There comes a time you’ve gotta face it face it

—“This Is Gonna Hurt,” Sixx:A.M.

I left the room and headed for my library. I sat in the overstuffed leather chair behind the desk and reached for the phone. Finally ready for some answers, yet I still didn’t know if I had the balls to spit out my questions. I punched in the seven digits.

A simple “Hello.” There was no “San Jose Medical Hospital,” or even an official-sounding answering machine saying, “We’re out of the office and bla bla bla…” Just a simple “Hello.”

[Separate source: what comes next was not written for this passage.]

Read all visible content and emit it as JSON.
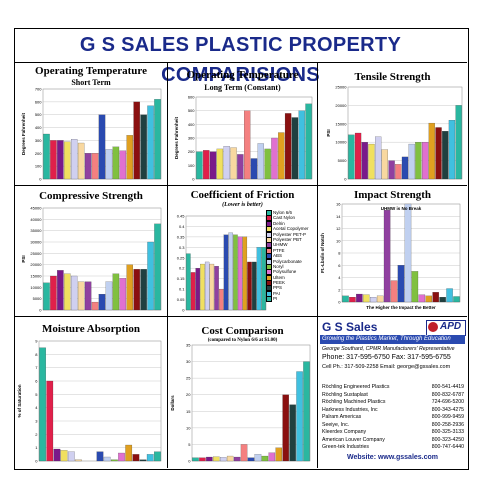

I felt numb and cold. I am sure I sounded shaky, but I began my explanation, zombielike.

“My name is Frank Feranna…” I said to the phone. I had barely begun when the man’s voice on the other end said, “We were wondering when you were gonna come back.”

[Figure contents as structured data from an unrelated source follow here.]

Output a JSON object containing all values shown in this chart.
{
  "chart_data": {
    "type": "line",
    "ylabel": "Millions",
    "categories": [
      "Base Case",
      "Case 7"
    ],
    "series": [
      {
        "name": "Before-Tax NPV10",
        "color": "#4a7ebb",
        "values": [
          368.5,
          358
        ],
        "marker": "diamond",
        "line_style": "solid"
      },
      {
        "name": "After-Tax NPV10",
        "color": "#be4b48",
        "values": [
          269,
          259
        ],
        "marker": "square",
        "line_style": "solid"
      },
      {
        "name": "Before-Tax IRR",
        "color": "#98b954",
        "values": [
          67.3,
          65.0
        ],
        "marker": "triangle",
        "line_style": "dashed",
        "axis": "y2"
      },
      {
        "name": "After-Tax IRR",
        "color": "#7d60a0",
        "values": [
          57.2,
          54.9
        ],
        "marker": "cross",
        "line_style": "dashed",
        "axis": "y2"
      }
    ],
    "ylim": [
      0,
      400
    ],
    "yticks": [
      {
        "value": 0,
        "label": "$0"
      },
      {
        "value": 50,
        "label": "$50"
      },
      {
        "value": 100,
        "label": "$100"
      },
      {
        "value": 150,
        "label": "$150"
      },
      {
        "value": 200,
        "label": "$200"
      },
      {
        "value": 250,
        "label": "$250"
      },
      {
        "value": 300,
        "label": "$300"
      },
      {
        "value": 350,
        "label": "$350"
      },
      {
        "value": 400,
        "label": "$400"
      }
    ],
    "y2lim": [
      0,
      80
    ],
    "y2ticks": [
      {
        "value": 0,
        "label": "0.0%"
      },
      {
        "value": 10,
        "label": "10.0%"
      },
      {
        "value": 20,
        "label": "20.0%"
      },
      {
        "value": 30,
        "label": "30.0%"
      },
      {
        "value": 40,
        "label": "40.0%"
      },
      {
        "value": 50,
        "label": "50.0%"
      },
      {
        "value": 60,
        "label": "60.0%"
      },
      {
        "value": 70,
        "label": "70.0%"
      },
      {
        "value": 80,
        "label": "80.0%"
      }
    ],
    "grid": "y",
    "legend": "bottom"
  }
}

He told me that his father ran the facility and he grew up with my sister Lisa. They took care of about four people, but Lisa had been there the longest. He remembered when I used to visit Lisa, and he and I would play together since we were around the same age. They didn’t understand why I stopped coming.

I was in shock. I had no idea what he was talking about, no memory of any of the things he was describing to me. Even today I can’t remember him, or the visits, or even Lisa. Sometimes it feels like they’re all ghosts. Other times I think
I’m
the ghost.

Hanging up, I looked out the window. I didn’t know what I felt.

Lisa Marie Feranna, born November 12, 1960,

in San Jose, California

Father, Serafino Feranna

Mother, Deanna Feranna

Brother, Frank Carlton Feranna (now Nikki Sixx)

Born with Down’s syndrome

90% deaf and 100% blind

Crippled and paraplegic

Confined to a wheelchair or bed

She never weighed more than sixty pounds, so she spent her entire life dressed in children’s clothes, and her Sunday shoes never had a scuff because she never took a step.

Her greatest pleasure, he told me, was to sit in her wheelchair and listen to the local rock radio station. She loved music and since she was almost completely deaf, she really needed it loud. That made me smile.

With Mötley Crüe, I played shows right down the street from where Lisa lived. She may even have heard the rumble of my bass while thousands of people sang along to the music that was inspired by the tear in my heart. What the fuck has happened to me? The coffin had cracked open and the skeletons were about to come to life.

When I got off the phone, my mom was still sitting at the kitchen table, and as I sat down I knew nothing between us was ever going to be the same.

One night, years later, I got a call from Vince Neil, who was weeping into the phone. He said someone had called him to say that my sister was dead. My heart stopped as I thought of my half sister, Ceci, and wondered what the hell had happened. Vince said the call had come from San Jose and then it hit me. Not Ceci. Lisa.

The problem with procrastinating is that sometimes it bites you in the ass. At that moment, as Vince hung up the phone, it hit me.

After all the conversations with my mother, after the phone calls with the family that was taking care of my poor sister, after all the anguish…I got busy. I went on tour, I went through a divorce, and I fucking lost connection to that feeling that I had to make Lisa’s life right. And now she was dead.

MOTHER
fig.01101

I have had to forgive myself for a lot of things in my life, but this was the hardest.